Norgen Biotek is the only company on the market that uses this silicon carbide for the isolation of RNA from viruses. It has many advantages over the commonly used silica-based technology, which is used in all of the other spin column and magnetic bead-based kits on the market.

If the virus is collected on a transport media that doesn’t preserve the sample, it will degrade the RNA—instead of being long, the RNA is going to be short fragments. The silica-based technology on the market has a hard time getting these short fragments of the RNA. With our silicon carbide technology, we don’t have any limitation to the size or sequence; it’s able to get any RNA, short or long, from the sample. Because the silica-based technology fails at getting a small-sized RNA, it runs the risk of false negatives.

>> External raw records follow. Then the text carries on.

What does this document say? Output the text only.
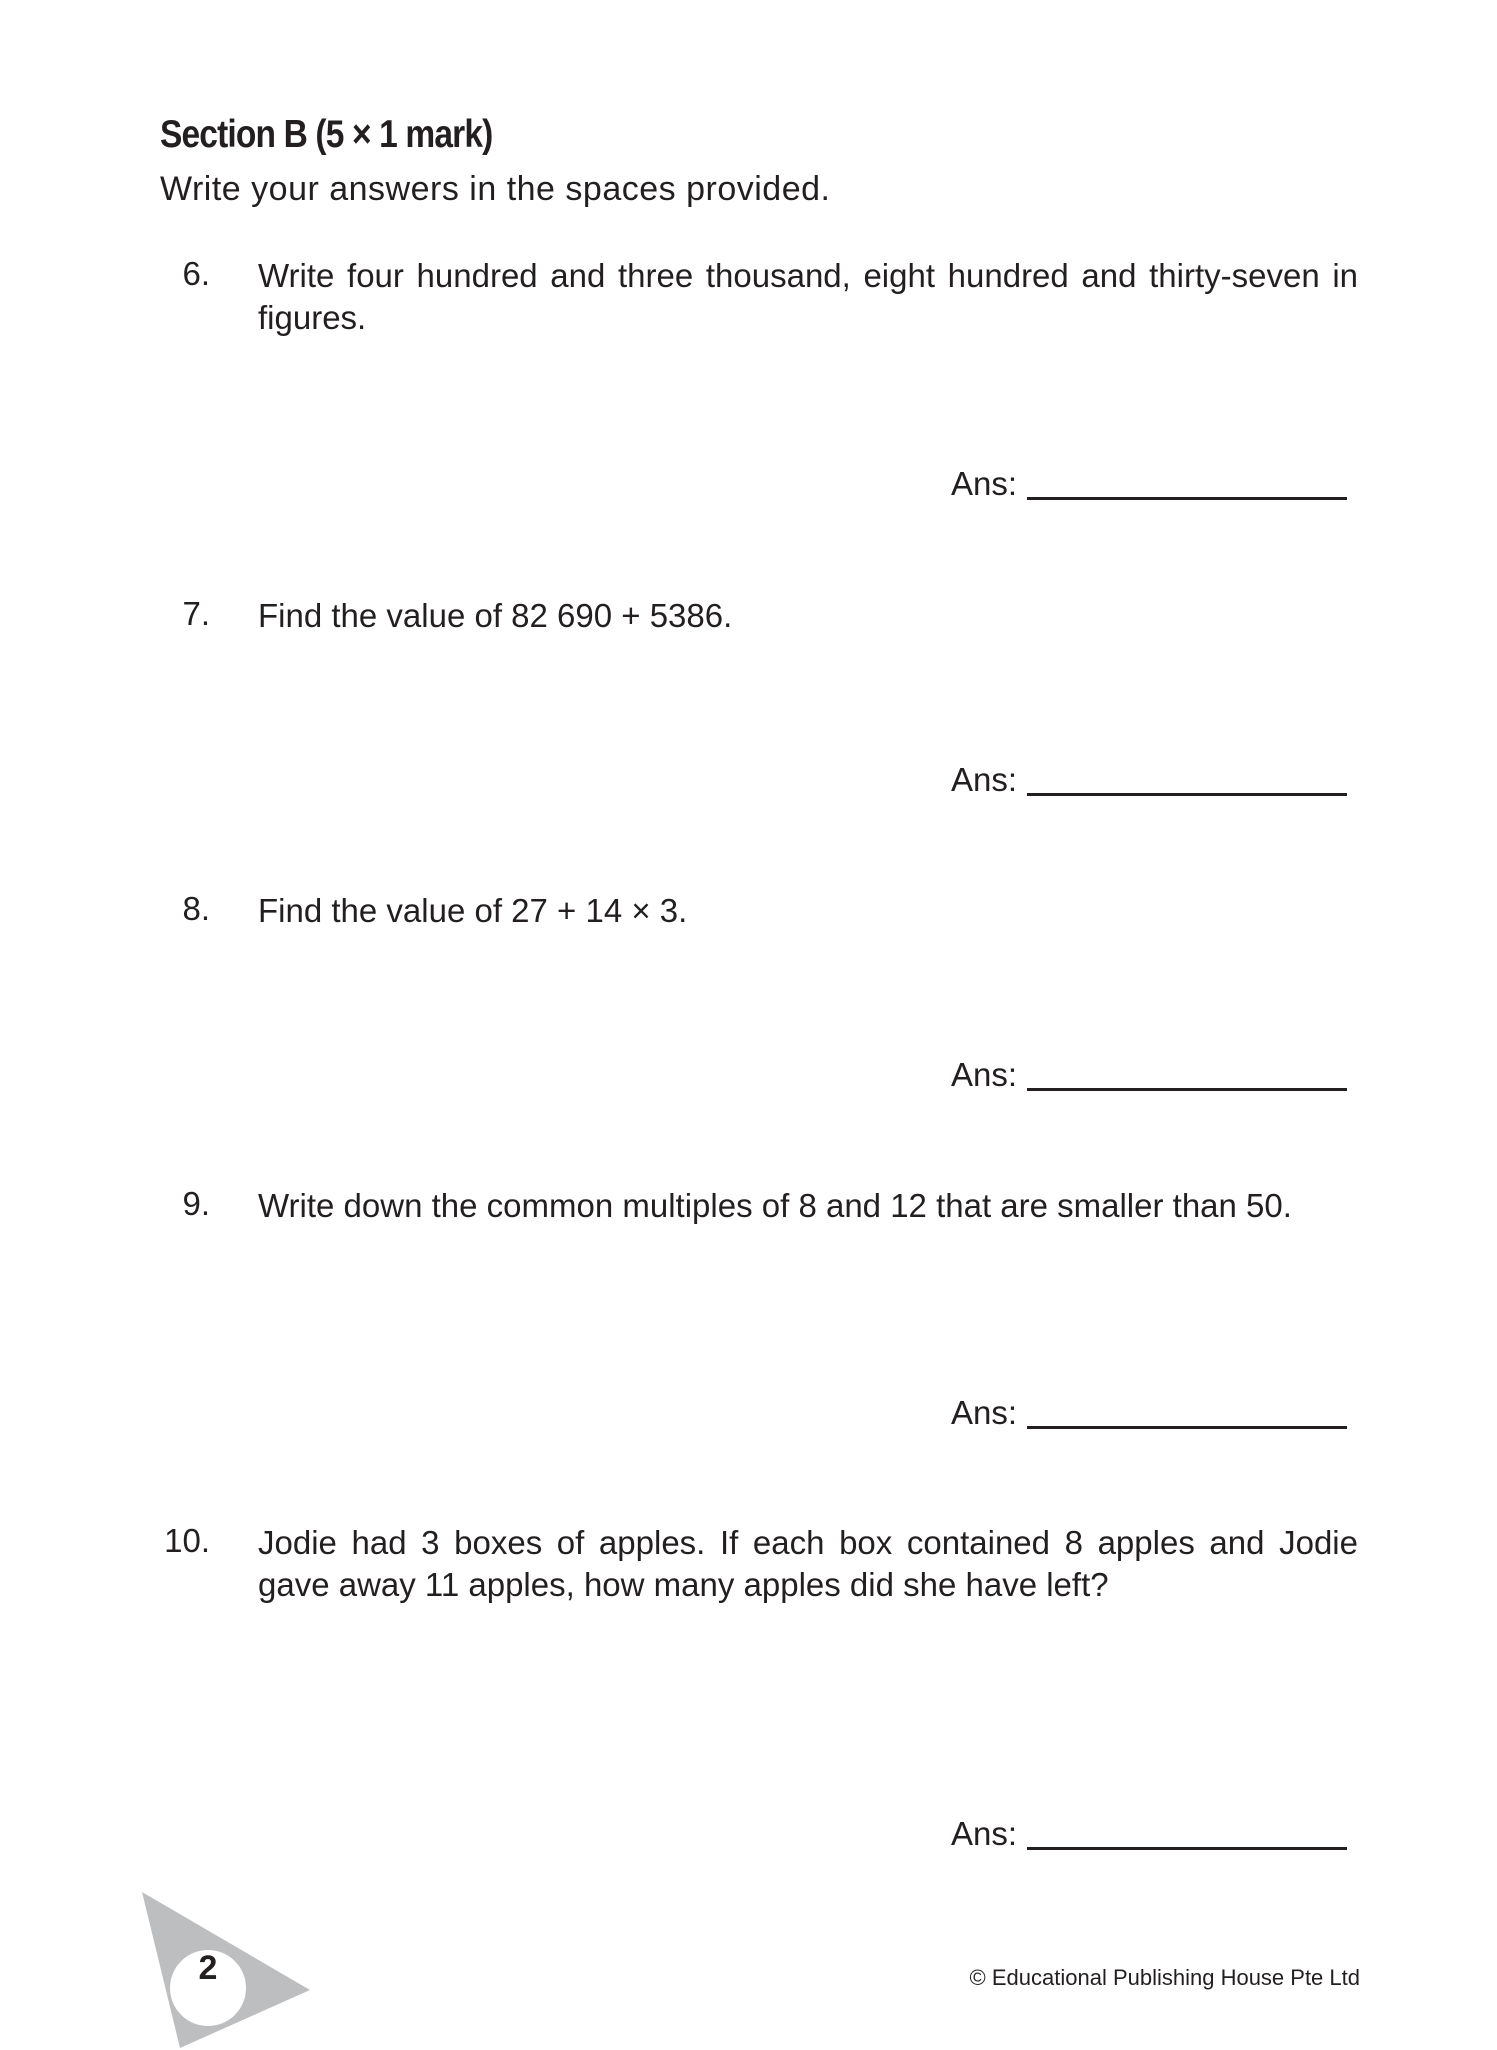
Section B (5 × 1 mark)
Write your answers in the spaces provided.
6. Write four hundred and three thousand, eight hundred and thirty-seven in figures.
Ans:
7. Find the value of 82 690 + 5386.
Ans:
8. Find the value of 27 + 14 × 3.
Ans:
9. Write down the common multiples of 8 and 12 that are smaller than 50.
Ans:
10. Jodie had 3 boxes of apples. If each box contained 8 apples and Jodie gave away 11 apples, how many apples did she have left?
Ans:
2	© Educational Publishing House Pte Ltd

But with our procedure and silicon carbide technology, it will fish RNA out of the sample regardless of the size, so it’s going to call a true positive “positive” and a true negative “negative”.

Can you describe Norgen Biotek’s COVID-19 saliva testing workflow?

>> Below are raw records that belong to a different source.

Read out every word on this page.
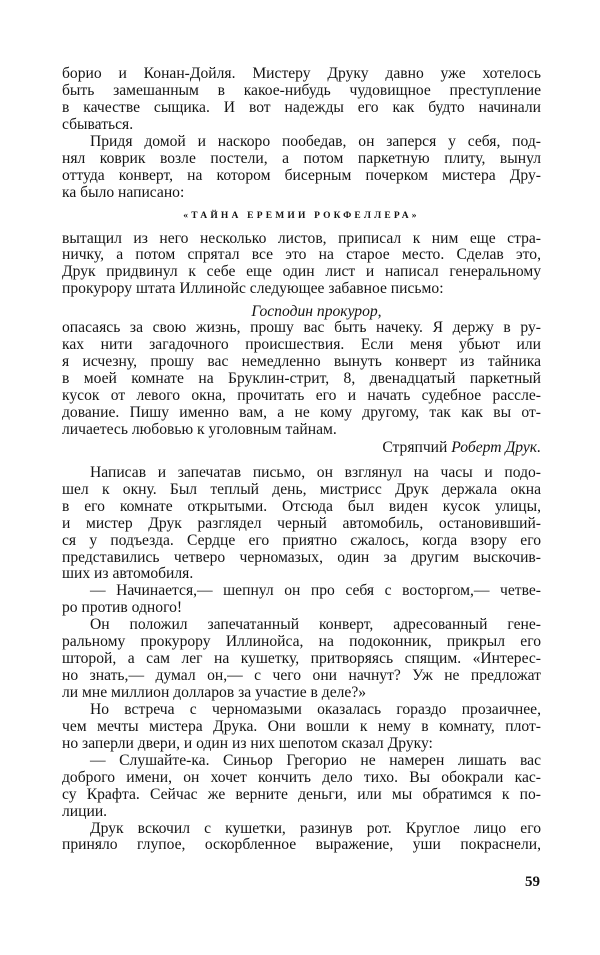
борио и Конан-Дойля. Мистеру Друку давно уже хотелось
быть замешанным в какое-нибудь чудовищное преступление
в качестве сыщика. И вот надежды его как будто начинали
сбываться.
Придя домой и наскоро пообедав, он заперся у себя, под-
нял коврик возле постели, а потом паркетную плиту, вынул
оттуда конверт, на котором бисерным почерком мистера Дру-
ка было написано:
«ТАЙНА ЕРЕМИИ РОКФЕЛЛЕРА»
вытащил из него несколько листов, приписал к ним еще стра-
ничку, а потом спрятал все это на старое место. Сделав это,
Друк придвинул к себе еще один лист и написал генеральному
прокурору штата Иллинойс следующее забавное письмо:
Господин прокурор,
опасаясь за свою жизнь, прошу вас быть начеку. Я держу в ру-
ках нити загадочного происшествия. Если меня убьют или
я исчезну, прошу вас немедленно вынуть конверт из тайника
в моей комнате на Бруклин-стрит, 8, двенадцатый паркетный
кусок от левого окна, прочитать его и начать судебное рассле-
дование. Пишу именно вам, а не кому другому, так как вы от-
личаетесь любовью к уголовным тайнам.
Стряпчий Роберт Друк.
Написав и запечатав письмо, он взглянул на часы и подо-
шел к окну. Был теплый день, мистрисс Друк держала окна
в его комнате открытыми. Отсюда был виден кусок улицы,
и мистер Друк разглядел черный автомобиль, остановивший-
ся у подъезда. Сердце его приятно сжалось, когда взору его
представились четверо черномазых, один за другим выскочив-
ших из автомобиля.
— Начинается,— шепнул он про себя с восторгом,— четве-
ро против одного!
Он положил запечатанный конверт, адресованный гене-
ральному прокурору Иллинойса, на подоконник, прикрыл его
шторой, а сам лег на кушетку, притворяясь спящим. «Интерес-
но знать,— думал он,— с чего они начнут? Уж не предложат
ли мне миллион долларов за участие в деле?»
Но встреча с черномазыми оказалась гораздо прозаичнее,
чем мечты мистера Друка. Они вошли к нему в комнату, плот-
но заперли двери, и один из них шепотом сказал Друку:
— Слушайте-ка. Синьор Грегорио не намерен лишать вас
доброго имени, он хочет кончить дело тихо. Вы обокрали кас-
су Крафта. Сейчас же верните деньги, или мы обратимся к по-
лиции.
Друк вскочил с кушетки, разинув рот. Круглое лицо его
приняло глупое, оскорбленное выражение, уши покраснели,
59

The workflow starts with the collection of saliva on our preservative, which instantly kills the virus and preserves its RNA for two months at room temperature. That is useful in the case of backlogs of samples that have been collected but must wait to be processed. The second step of the workflow is the extraction of viral RNA from the sample, which is based on our silicon carbide technology. The third and final part of the workflow is the detection method. Currently Norgen Biotek has two detection methods: one based on the CDC-recommended primers that were published at the beginning of the pandemic and the other based on the WHO-recommended primers.

Norgen Biotek’s entire workflow, from collection to extraction to detection, is CE-IVD-approved. We are currently working on getting the entire procedure Health Canada-approved and FDA-approved.